The play begins impressively with all 23 actors parading onto the expansive stage (fluid set by Neil Patel), then quickly launches into the story of young Nicholas Nickleby (Stephen Barker Turner); his sister, Kate (Susannah Schulman); and their mother (Nancy Carlin) after their father's death forces them to appeal to their uncle, Ralph (James Carpenter), for help. The rich but unfeeling Ralph secures Nicholas a job at a school for boys in Yorkshire and Kate a job at a milliner's shop, but there's no end to their travails. Nicholas is appalled to find that the school run by Mr. Squeers (Andy Murray) and his wife (Domenique Lozano) is nothing more than a place for unwanted boys who are underfed and abused. One of them, the deformed Smike (Clifton Guterman), especially captures Nicholas' sympathy.

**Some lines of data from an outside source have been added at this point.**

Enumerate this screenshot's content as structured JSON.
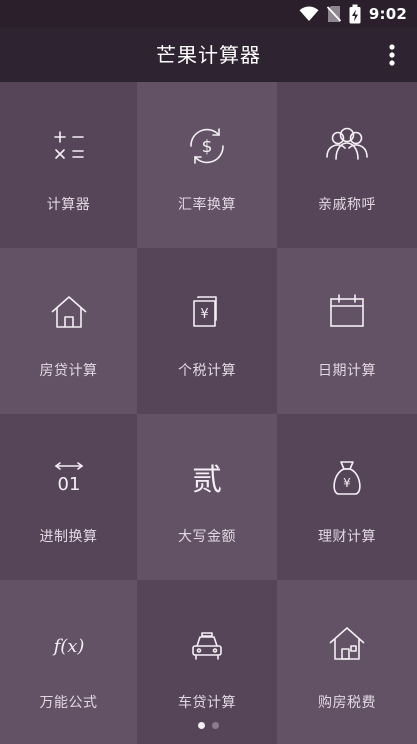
{
  "status_bar": {
    "time": "9:02",
    "icons": [
      "wifi-icon",
      "no-sim-icon",
      "battery-charging-icon"
    ]
  },
  "app_bar": {
    "title": "芒果计算器",
    "menu_icon": "more-vert-icon"
  },
  "tiles": [
    {
      "label": "计算器",
      "icon": "calculator-icon"
    },
    {
      "label": "汇率换算",
      "icon": "currency-exchange-icon"
    },
    {
      "label": "亲戚称呼",
      "icon": "relatives-icon"
    },
    {
      "label": "房贷计算",
      "icon": "house-icon"
    },
    {
      "label": "个税计算",
      "icon": "tax-document-icon"
    },
    {
      "label": "日期计算",
      "icon": "calendar-icon"
    },
    {
      "label": "进制换算",
      "icon": "base-conversion-icon"
    },
    {
      "label": "大写金额",
      "icon": "chinese-numeral-icon"
    },
    {
      "label": "理财计算",
      "icon": "money-bag-icon"
    },
    {
      "label": "万能公式",
      "icon": "formula-icon"
    },
    {
      "label": "车贷计算",
      "icon": "car-icon"
    },
    {
      "label": "购房税费",
      "icon": "home-tax-icon"
    }
  ],
  "tile_icon_glyphs": {
    "tax_document": "¥",
    "base_conversion": "01",
    "chinese_numeral": "贰",
    "money_bag": "¥",
    "formula": "f(x)"
  },
  "pager": {
    "pages": 2,
    "current": 1
  },
  "colors": {
    "status_bar": "#2a1f2b",
    "app_bar": "#2e2330",
    "tile_dark": "#564558",
    "tile_light": "#635165",
    "icon_stroke": "#f4eff5",
    "label_text": "#e2d8e3"
  }
}
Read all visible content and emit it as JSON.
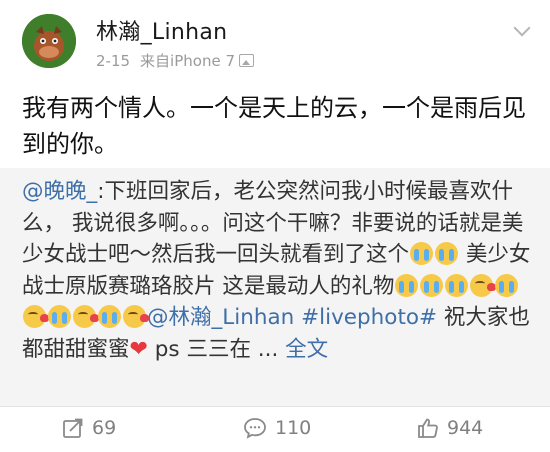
{
  "header": {
    "username": "林瀚_Linhan",
    "date": "2-15",
    "source": "来自iPhone 7"
  },
  "post": {
    "text": "我有两个情人。一个是天上的云，一个是雨后见到的你。"
  },
  "repost": {
    "mention": "@晚晚_",
    "segment1": ":下班回家后，老公突然问我小时候最喜欢什么， 我说很多啊。。。问这个干嘛？非要说的话就是美少女战士吧～然后我一回头就看到了这个",
    "segment2": " 美少女战士原版赛璐珞胶片 这是最动人的礼物",
    "mention2": "@林瀚_Linhan",
    "hashtag": "#livephoto#",
    "segment3": " 祝大家也都甜甜蜜蜜",
    "segment4": " ps 三三在 ... ",
    "more_link": "全文"
  },
  "actions": {
    "repost_count": "69",
    "comment_count": "110",
    "like_count": "944"
  },
  "colors": {
    "link": "#3f6fa8",
    "repost_bg": "#f4f4f4",
    "heart": "#e5393d"
  }
}
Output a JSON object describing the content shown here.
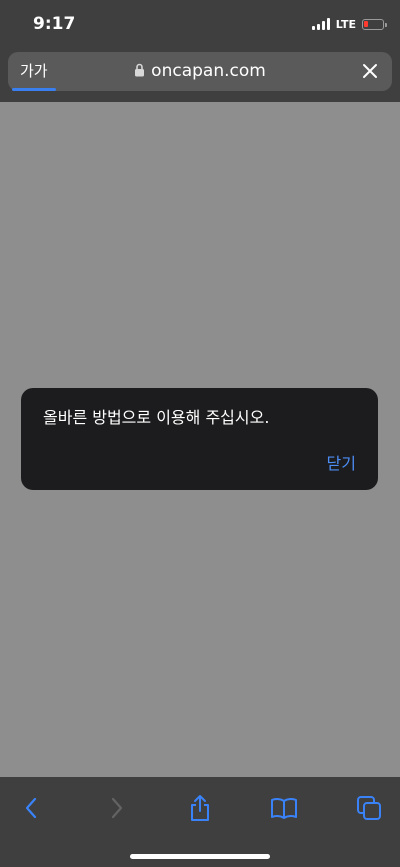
{
  "status_bar": {
    "time": "9:17",
    "network": "LTE",
    "battery_color": "#ff3b30"
  },
  "address_bar": {
    "aa_label": "가가",
    "url": "oncapan.com",
    "lock_icon": "lock-icon",
    "close_icon": "close-icon",
    "accent_color": "#3a7ff0"
  },
  "alert": {
    "message": "올바른 방법으로 이용해 주십시오.",
    "close_label": "닫기",
    "action_color": "#4b8df5"
  },
  "toolbar": {
    "icons": [
      "back-icon",
      "forward-icon",
      "share-icon",
      "bookmarks-icon",
      "tabs-icon"
    ]
  }
}
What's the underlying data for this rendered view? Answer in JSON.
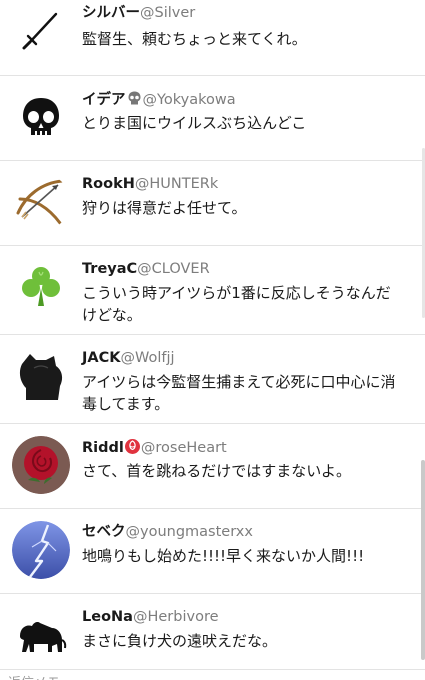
{
  "posts": [
    {
      "name": "シルバー",
      "handle": "@Silver",
      "text": "監督生、頼むちょっと来てくれ。",
      "avatar_icon": "sword-icon"
    },
    {
      "name": "イデア",
      "handle": "@Yokyakowa",
      "text": "とりま国にウイルスぶち込んどこ",
      "avatar_icon": "skull-icon",
      "name_emoji": "skull-emoji"
    },
    {
      "name": "RookH",
      "handle": "@HUNTERk",
      "text": "狩りは得意だよ任せて。",
      "avatar_icon": "bow-arrow-icon"
    },
    {
      "name": "TreyaC",
      "handle": "@CLOVER",
      "text": "こういう時アイツらが1番に反応しそうなんだけどな。",
      "avatar_icon": "clover-icon"
    },
    {
      "name": "JACK",
      "handle": "@Wolfjj",
      "text": "アイツらは今監督生捕まえて必死に口中心に消毒してます。",
      "avatar_icon": "wolf-silhouette-icon"
    },
    {
      "name": "Riddl",
      "handle": "@roseHeart",
      "text": "さて、首を跳ねるだけではすまないよ。",
      "avatar_icon": "rose-icon",
      "name_emoji": "rose-emoji"
    },
    {
      "name": "セベク",
      "handle": "@youngmasterxx",
      "text": "地鳴りもし始めた!!!!早く来ないか人間!!!",
      "avatar_icon": "lightning-icon"
    },
    {
      "name": "LeoNa",
      "handle": "@Herbivore",
      "text": "まさに負け犬の遠吠えだな。",
      "avatar_icon": "lion-icon"
    }
  ],
  "footer": {
    "text": "返信メモ"
  },
  "colors": {
    "name": "#1a1a1a",
    "handle": "#7d7d7d",
    "divider": "#e3e3e3",
    "rose": "#b3122a",
    "clover": "#6fbf3a",
    "lightning_bg": "#4a5fb8"
  }
}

When Squeers beats Smike for running away, Nicholas intercedes, beats Squeers and flees with Smike.

In the meantime, Kate's job with the milliner, Madame Mantalini (Catherine Castellanos), and her foppish, profligate husband (Danny Scheie), doesn't go well either, and things get even worse when Ralph invites her to a dinner where she is lewdly accosted by Sir Mulberry Hawk (Murray). By then, Nicholas and Smike have joined a traveling theater troupe led by the good-hearted Mr. and Mrs. Crummles (L. Peter Callender and Lozano). Part One ends with a hilariously revised "Romeo and Juliet," followed by a rousing song sung by the entire cast (musical direction by Peter Maleitzke).

Part One runs more than three hours with one intermission, but it flies by thanks to the sharp direction and outstanding acting, with most of the actors playing multiple roles. Besides the actors already mentioned, other standouts in the cast include Dan Hiatt, Joan Mankin and Delia MacDougall. The period costumes are by Anna R. Oliver, the lighting by Alexander V. Nichols, sound by Jake Rodriguez and fight choreography by Andrew Hurteau, who also plays several characters.

It's an outstanding accomplishment, well worth the 20-year wait since the last Bay Area production.